NYC Mayor’s Ambitious Plan to Expand Affordable Housing Stock
New York City Mayor Bill de Blasio is pushing a new housing plan that would require developers to designate 25% to 30% of all new units as affordable housing. The proposed regulation is part of an overall strategy to build or preserve 200,000 affordable housing units over the next decade. “This can’t be a city of just penthouses and luxury condos,” said De Blasio. “We are turning the page, and making sure the same pressures that have pushed New Yorkers out of their neighborhoods are harnessed to build the next generation of affordable housing.”
Source: New York Times
A Tiny Shelter for One Could Lead to Shelters for Many
What began as one man’s project to build a small, mobile shelter for a 60-year-old homeless woman named “Smokie” has become something bigger. Elvis Summers raised online donations to create the tiny home, recording the process along the way. The video has since been viewed more than 5.3 million times and more than $50,000 in donations have flooded into his Tiny House, Huge Purpose project. Summers has said he hopes to use the funds to build more. “Being homeless is not a crime.

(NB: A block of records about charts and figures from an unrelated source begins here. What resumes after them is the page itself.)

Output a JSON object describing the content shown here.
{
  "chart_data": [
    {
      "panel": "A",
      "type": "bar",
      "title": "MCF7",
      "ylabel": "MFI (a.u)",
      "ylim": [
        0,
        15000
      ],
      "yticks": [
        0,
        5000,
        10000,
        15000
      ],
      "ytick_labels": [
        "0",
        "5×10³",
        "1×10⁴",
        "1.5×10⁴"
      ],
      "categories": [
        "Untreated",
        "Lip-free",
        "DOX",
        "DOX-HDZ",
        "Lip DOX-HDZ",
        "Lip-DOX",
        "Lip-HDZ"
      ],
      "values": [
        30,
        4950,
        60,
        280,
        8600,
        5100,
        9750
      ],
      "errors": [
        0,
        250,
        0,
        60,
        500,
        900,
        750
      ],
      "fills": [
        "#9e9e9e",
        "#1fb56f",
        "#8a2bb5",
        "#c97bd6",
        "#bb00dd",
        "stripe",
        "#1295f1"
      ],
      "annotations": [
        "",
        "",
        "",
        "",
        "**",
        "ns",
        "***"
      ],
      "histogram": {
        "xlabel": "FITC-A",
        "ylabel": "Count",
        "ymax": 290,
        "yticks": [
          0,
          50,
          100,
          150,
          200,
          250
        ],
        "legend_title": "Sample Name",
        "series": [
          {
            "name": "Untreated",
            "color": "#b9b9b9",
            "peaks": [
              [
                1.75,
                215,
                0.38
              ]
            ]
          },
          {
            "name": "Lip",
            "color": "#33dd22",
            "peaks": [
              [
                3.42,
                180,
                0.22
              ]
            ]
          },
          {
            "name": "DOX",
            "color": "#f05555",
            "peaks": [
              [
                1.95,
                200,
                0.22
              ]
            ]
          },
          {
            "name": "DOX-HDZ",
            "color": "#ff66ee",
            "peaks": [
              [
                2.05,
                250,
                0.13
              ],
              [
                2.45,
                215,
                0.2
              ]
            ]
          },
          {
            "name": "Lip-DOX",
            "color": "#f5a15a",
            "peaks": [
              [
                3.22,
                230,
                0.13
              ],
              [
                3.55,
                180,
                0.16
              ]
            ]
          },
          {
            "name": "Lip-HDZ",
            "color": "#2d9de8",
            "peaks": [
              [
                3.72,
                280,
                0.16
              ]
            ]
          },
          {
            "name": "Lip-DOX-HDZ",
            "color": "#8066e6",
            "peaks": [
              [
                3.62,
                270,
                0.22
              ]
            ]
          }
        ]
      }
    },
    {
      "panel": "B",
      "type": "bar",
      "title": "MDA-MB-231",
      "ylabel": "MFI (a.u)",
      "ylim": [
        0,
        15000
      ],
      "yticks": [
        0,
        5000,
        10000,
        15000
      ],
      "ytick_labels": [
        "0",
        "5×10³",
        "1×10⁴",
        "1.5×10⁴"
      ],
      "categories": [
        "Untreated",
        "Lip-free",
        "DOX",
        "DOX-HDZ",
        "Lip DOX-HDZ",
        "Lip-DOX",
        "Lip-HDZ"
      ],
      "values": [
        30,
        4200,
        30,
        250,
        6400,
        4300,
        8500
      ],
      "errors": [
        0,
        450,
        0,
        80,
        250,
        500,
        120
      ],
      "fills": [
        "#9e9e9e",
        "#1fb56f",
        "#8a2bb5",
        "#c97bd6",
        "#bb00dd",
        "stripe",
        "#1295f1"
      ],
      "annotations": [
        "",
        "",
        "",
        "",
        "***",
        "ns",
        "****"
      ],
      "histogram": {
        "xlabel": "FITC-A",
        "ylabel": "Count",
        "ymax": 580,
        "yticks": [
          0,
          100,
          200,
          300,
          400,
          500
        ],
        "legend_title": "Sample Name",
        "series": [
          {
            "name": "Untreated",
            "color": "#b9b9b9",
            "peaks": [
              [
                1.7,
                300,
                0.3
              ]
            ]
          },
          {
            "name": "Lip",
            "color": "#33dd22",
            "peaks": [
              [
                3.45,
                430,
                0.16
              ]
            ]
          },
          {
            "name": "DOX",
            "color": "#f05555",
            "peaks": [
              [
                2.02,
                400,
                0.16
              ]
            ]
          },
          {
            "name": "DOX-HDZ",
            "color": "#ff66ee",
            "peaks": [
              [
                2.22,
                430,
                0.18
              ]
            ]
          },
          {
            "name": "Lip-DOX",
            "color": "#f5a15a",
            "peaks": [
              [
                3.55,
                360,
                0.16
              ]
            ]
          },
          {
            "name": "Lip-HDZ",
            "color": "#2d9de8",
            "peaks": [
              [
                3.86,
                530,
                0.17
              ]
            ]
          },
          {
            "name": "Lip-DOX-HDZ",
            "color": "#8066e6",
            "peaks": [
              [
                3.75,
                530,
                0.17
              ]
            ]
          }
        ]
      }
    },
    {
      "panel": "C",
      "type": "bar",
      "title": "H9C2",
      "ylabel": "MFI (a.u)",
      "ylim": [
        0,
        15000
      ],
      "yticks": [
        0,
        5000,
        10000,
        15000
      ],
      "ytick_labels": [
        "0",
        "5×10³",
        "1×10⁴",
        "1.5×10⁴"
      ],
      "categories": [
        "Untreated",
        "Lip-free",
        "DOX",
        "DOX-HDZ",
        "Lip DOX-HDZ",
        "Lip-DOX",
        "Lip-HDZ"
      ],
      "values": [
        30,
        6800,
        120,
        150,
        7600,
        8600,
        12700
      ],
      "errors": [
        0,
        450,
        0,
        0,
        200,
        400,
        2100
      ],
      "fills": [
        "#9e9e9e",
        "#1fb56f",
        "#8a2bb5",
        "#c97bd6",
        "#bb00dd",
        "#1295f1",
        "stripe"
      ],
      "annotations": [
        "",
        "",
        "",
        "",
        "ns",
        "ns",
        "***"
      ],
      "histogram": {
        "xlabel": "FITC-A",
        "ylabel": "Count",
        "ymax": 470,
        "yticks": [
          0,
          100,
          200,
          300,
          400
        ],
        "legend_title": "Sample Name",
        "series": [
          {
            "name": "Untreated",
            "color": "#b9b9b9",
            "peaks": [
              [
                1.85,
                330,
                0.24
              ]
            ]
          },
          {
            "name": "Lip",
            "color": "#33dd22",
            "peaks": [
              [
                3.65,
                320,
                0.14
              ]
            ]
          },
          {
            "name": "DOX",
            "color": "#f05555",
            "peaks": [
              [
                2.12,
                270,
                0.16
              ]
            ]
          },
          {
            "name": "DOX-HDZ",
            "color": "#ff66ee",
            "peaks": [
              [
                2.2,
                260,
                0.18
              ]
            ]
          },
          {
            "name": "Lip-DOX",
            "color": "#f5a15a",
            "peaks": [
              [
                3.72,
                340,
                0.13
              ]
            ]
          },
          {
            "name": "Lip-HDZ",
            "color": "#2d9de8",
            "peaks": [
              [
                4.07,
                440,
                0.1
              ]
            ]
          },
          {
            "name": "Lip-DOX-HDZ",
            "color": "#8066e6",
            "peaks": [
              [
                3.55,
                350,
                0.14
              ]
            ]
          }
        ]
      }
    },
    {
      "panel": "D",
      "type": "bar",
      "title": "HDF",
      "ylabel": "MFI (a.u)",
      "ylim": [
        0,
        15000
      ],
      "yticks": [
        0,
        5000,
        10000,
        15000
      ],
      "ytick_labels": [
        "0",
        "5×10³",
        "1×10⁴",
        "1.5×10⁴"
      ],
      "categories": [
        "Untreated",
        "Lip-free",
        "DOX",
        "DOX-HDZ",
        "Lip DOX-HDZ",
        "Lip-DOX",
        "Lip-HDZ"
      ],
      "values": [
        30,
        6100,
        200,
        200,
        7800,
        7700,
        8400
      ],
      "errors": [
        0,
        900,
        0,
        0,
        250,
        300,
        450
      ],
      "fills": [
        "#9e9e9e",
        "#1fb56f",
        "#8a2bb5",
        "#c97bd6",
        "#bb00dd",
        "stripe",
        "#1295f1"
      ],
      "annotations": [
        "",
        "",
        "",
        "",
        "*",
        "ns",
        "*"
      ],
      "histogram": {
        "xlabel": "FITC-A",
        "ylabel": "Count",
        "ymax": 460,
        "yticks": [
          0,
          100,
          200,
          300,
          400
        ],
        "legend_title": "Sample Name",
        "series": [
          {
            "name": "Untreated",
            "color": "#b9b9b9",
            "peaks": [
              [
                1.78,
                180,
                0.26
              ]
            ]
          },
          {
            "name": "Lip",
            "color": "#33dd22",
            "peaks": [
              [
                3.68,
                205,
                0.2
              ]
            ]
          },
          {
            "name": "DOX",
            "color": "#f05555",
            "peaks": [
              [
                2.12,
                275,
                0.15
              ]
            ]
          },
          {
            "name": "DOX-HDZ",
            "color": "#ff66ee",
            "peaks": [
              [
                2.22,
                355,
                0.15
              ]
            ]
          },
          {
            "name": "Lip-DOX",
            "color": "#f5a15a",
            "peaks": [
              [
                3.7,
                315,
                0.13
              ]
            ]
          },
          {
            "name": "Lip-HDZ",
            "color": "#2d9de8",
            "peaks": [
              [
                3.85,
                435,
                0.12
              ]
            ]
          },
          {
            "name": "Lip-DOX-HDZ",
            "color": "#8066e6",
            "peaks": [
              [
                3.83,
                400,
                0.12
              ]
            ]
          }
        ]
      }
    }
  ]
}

The true crime is how we as human beings look at and treat people that are homeless,” he said.
Source: Los Angeles Times
Affordable Housing as a Tech Giant Sales Pitch
The tech giants of Silicon Valley are increasingly using affordable housing to sell communities on their expansion plans. Facebook is in the midst of building a $120-million, 394-unit apartment community that will include only 15 affordable housing units at first, but the company is considering expanding its plan to a total of 3,500 units. At the same time, Google’s plan for 1.5 million square feet of new office space would also include 150 affordable housing units; another 1,800-unit project being considered may also include affordable housing.
Source: Business Insider
D.C. Has the Worst Economic Inequality in the Country
The nation’s capital has the highest economic inequality among the 50 states and District of Columbia. The top 20% of earners in Washington, D.C. make more than $151,132 annually, while the bottom 20% earn less than $20,151. The District is followed by Louisiana, New York, Massachusetts and Mississippi. The Corporation for Enterprise Development’s findings are based on an analysis of U.S. Census data.
Americans' Unmet Demand for Walkability
America in 2015, a survey of more than 1,200 Americans on community values and preferences, found an unmet demand for walkable places. While many Americans want a pedestrian-friendly community, more than half said retail and entertainment is not within walking distance of home. One-quarter reported that traffic made walking unsafe in their area.